When he realized the train was about to derail, Bostian recalled holding tightly to the controls and thinking, "Well, this is it, I'm going over."
The transcript was among more than 160 documents released Monday by the National Transportation Safety Board. The documents don't come to any conclusions on the cause of the crash but offer a glimpse into what investigators have learned thus far.
Bostian has already been cleared of using his cellphone during the crash.
NTSB investigators have said previously that the train accelerated to 106 miles per hour in the last minute before entering a curve where the speed limit is 50 mph. In the last few seconds the brakes were applied with maximum force, but the train was still traveling at over 100 mph when it left the tracks.
Congress had been pressing the safety board for answers to the key question of whether engineer Brandon Bostian was using his phone. Bostian suffered a head injury in the crash, and his attorney has said the engineer doesn't remember anything after the train pulled out of Philadelphia's 30th Street Station, the last stop before the derailment.
Among the most illuminating parts of the federal investigation are two transcripts of interviews Bostian had with investigators, one immediately after the May 12 crash that killed eight people and injured nearly 200 others, and the second in November.

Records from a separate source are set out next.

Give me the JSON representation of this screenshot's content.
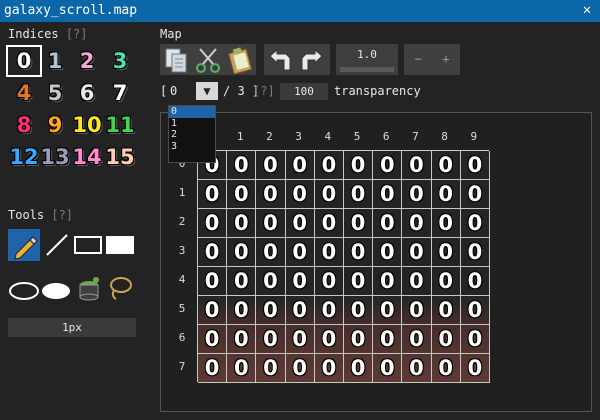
{
  "window": {
    "title": "galaxy_scroll.map",
    "close_glyph": "✕"
  },
  "indices": {
    "heading": "Indices",
    "help": "[?]",
    "selected": 0,
    "items": [
      {
        "label": "0",
        "color": "#ffffff"
      },
      {
        "label": "1",
        "color": "#b0c4d8"
      },
      {
        "label": "2",
        "color": "#f2a9d8"
      },
      {
        "label": "3",
        "color": "#4fe0b0"
      },
      {
        "label": "4",
        "color": "#d9782e"
      },
      {
        "label": "5",
        "color": "#c7c7c7"
      },
      {
        "label": "6",
        "color": "#e8e8e8"
      },
      {
        "label": "7",
        "color": "#ffffff"
      },
      {
        "label": "8",
        "color": "#ff2d7a"
      },
      {
        "label": "9",
        "color": "#ffa320"
      },
      {
        "label": "10",
        "color": "#ffe626"
      },
      {
        "label": "11",
        "color": "#3ed64b"
      },
      {
        "label": "12",
        "color": "#3aa6ff"
      },
      {
        "label": "13",
        "color": "#9c9cba"
      },
      {
        "label": "14",
        "color": "#ff8ccf"
      },
      {
        "label": "15",
        "color": "#ffcfb5"
      }
    ]
  },
  "tools": {
    "heading": "Tools",
    "help": "[?]",
    "size_label": "1px",
    "icons": [
      "pencil-icon",
      "line-icon",
      "rect-outline-icon",
      "rect-filled-icon",
      "ellipse-outline-icon",
      "ellipse-filled-icon",
      "bucket-icon",
      "lasso-icon"
    ]
  },
  "map": {
    "heading": "Map",
    "toolbar_icons": [
      "copy-icon",
      "cut-icon",
      "paste-icon",
      "undo-icon",
      "redo-icon"
    ],
    "zoom_value": "1.0",
    "minus_label": "−",
    "plus_label": "+",
    "layer": {
      "open_bracket": "[",
      "current": "0",
      "arrow": "▼",
      "total_text": "/ 3 ]",
      "help": "[?]",
      "options": [
        "0",
        "1",
        "2",
        "3"
      ]
    },
    "transparency_value": "100",
    "transparency_label": "transparency",
    "columns": [
      "0",
      "1",
      "2",
      "3",
      "4",
      "5",
      "6",
      "7",
      "8",
      "9"
    ],
    "rows": [
      "0",
      "1",
      "2",
      "3",
      "4",
      "5",
      "6",
      "7"
    ],
    "cell_value": "0"
  }
}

The train's data recorder shows it reached a speed of 106 mph, then the emergency brake was activated and the speed dropped to 102 mph as it entered a sharp curve in Frankford Junction, one of the sharpest curves in Amtrak's northeast corridor.
By then it was too late, and the train derailed. The speed limit for the curve is 50 mph. The limit for the stretch of track prior to the curve is 70 mph, although there is a portion prior to that where it is 80 mph.
"Once I pushed the throttle forward in an attempt to bring the train up to 80 miles an hour, I don't have any other memories until after the train was already in the curve," Bostian said in the November interview.
Bostian suffered a possible concussion and had other minor injuries.
An NTSB official described Bostian as "extremely cooperative" with investigators. The official, who wasn't authorized to speak publicly, talked to reporters on condition of anonymity shortly before the board released the documents.
Lawyer Tom Kline represents several of the hundreds who were injured.
"The train was being operated at 106 miles per hour, and there was a system that could have been in place that was in fact on place going the other way on the tracks that could have prevented it," he told CBS News' Kris Van Cleave.
That technology, positive train control, or PTC, is now active along Amtrak's heavily used Northeast corridor linking Boston to Washington D.C. Amtrak's Chris Jagodzinki showed CBS News how PTC prevents a train from going too fast.
"Now what happens here is this -- traction blocked, putting on the brakes, taking away all my power in the locomotive and just giving me penalties, now it's applying the brakes," he explained. "I can't do anything, I can't do anything. The computer has taken over."
NTSB has wrapped up its investigative phase into the accident. Next, investigators will analyze the evidence, prepare a report on the probable cause of the derailment and make safety recommendations. A draft report is expected to be delivered to board members in a meeting not yet scheduled, but that will likely happen around the May 12 anniversary of the crash.
Bostian provided his cellphone to investigators, who say that there's no indication he was using it while operating the train.
Other avenues of investigation have also turned up dry holes, according to previous statements by investigators. The data recorder shows the train's top-of-the-line new Siemens engine was functioning normally. No anomalies were found in the tracks or signal boxes. There was no vehicle or object on the tracks.
The train's assistant conductor said that before the crash he heard Bostian on his radio say the train had been hit by something. Trains operating in the Northeast corridor are frequent targets of rock-throwing vandals. Other trains in the vicinity of Frankford Junction reported being hit by rocks that evening not long before the derailment. A small dent was found in the windshield of Amtrak 188's locomotive.
Bostian has been suspended without pay since the crash. A letter from Amtrak in the NTSB files shows he was suspended for speeding the night of the crash.